Machine-Gun Kelly (1958)
Directed by Roger Corman, starring Charles Bronson and Susan Cabot
Kelly is a tough talking bank robber who is dominated by his wife. He attracts the attention of the FBI when his gang kidnaps a little girl and her nurse.


Dillinger (1973)
Directed by John Milius, starring Warren Oates and Ben Johnson
Following the death of several FBI agents during the Kansas City Massacre, FBI agent Melvin Purvis vows to capture or kill a number of famous outlaws including Machine Gun Kelly, Pretty Boy Floyd, Baby Face Nelson, and John Dillinger.
(please click here to read the review)

Further Reading:

Public Enemies: America’s Greatest Crime Wave and the Birth of the FBI, 1933-34. Bryan Burrough, New York: The Penguin Press, 2004.

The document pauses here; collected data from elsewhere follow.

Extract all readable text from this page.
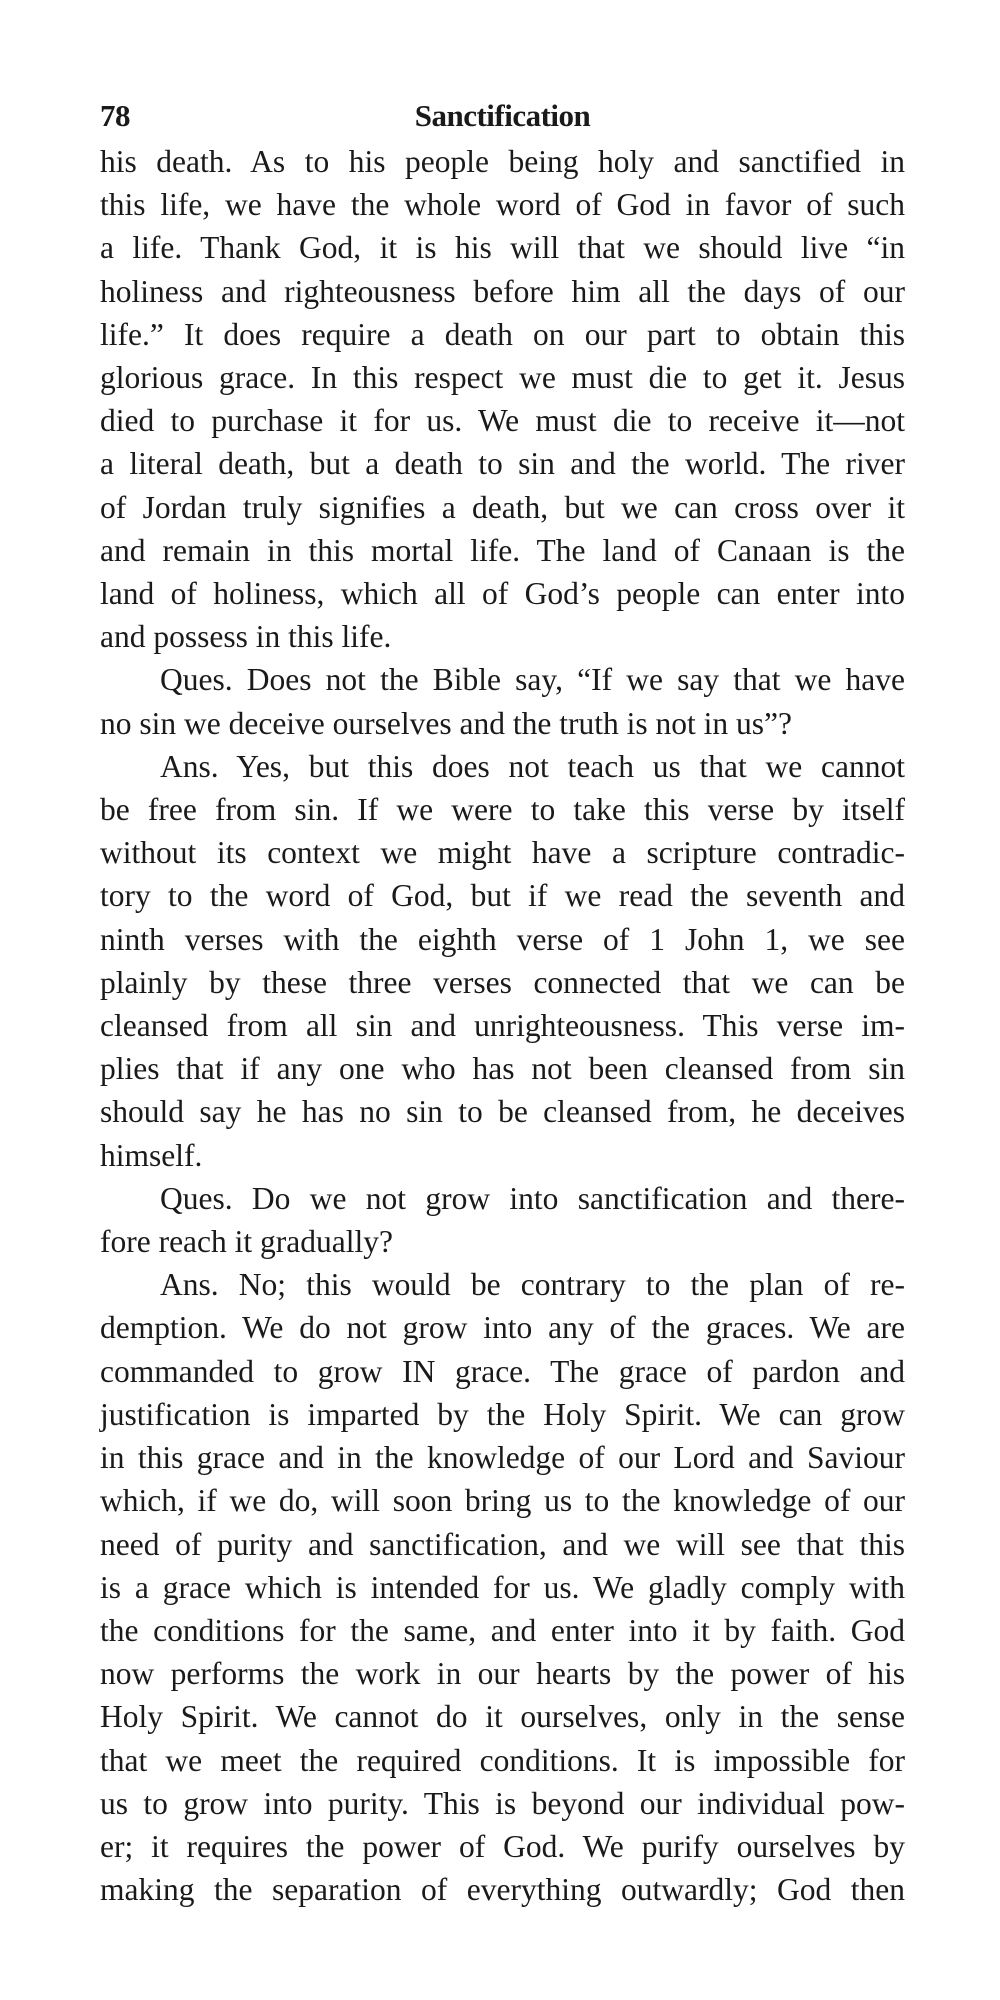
78	Sanctification

his death. As to his people being holy and sanctified in
this life, we have the whole word of God in favor of such
a life. Thank God, it is his will that we should live “in
holiness and righteousness before him all the days of our
life.” It does require a death on our part to obtain this
glorious grace. In this respect we must die to get it. Jesus
died to purchase it for us. We must die to receive it—not
a literal death, but a death to sin and the world. The river
of Jordan truly signifies a death, but we can cross over it
and remain in this mortal life. The land of Canaan is the
land of holiness, which all of God’s people can enter into
and possess in this life.

Ques. Does not the Bible say, “If we say that we have
no sin we deceive ourselves and the truth is not in us”?

Ans. Yes, but this does not teach us that we cannot
be free from sin. If we were to take this verse by itself
without its context we might have a scripture contradic-
tory to the word of God, but if we read the seventh and
ninth verses with the eighth verse of 1 John 1, we see
plainly by these three verses connected that we can be
cleansed from all sin and unrighteousness. This verse im-
plies that if any one who has not been cleansed from sin
should say he has no sin to be cleansed from, he deceives
himself.

Ques. Do we not grow into sanctification and there-
fore reach it gradually?

Ans. No; this would be contrary to the plan of re-
demption. We do not grow into any of the graces. We are
commanded to grow IN grace. The grace of pardon and
justification is imparted by the Holy Spirit. We can grow
in this grace and in the knowledge of our Lord and Saviour
which, if we do, will soon bring us to the knowledge of our
need of purity and sanctification, and we will see that this
is a grace which is intended for us. We gladly comply with
the conditions for the same, and enter into it by faith. God
now performs the work in our hearts by the power of his
Holy Spirit. We cannot do it ourselves, only in the sense
that we meet the required conditions. It is impossible for
us to grow into purity. This is beyond our individual pow-
er; it requires the power of God. We purify ourselves by
making the separation of everything outwardly; God then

The author grew up listening to stories about Bonnie and Clyde, and decided to write the book because there was no single history of that period, partially because the FBI files had only been released in the late 1980s. His access to previously sealed FBI files means that the story is as much about the evolution of the FBI as it is about the gangsters themselves. It is a superb, one-stop look at that brief period where outlaws seemed to roam free. Ignoring the easy approach of dividing the book into several sections that focus on individual gangs, the story is told in chronological order, which might appear confusing to some readers but serves to show how interrelated the events were. Most of the gangs knew each other and their paths crossed more frequently than I would have thought, which may help to explain why the FBI was so confused in the beginning. Burrough’s attention to detail is impressive, he shows what happened to the main FBI agents, the surviving outlaws who ended up in prison, and their various girlfriends and accomplices. What is odd is that once the War on Crime was over, no one really talked about it. The agents rarely told their families, while the families of the outlaws often preferred to move forward and leave their tainted past behind them.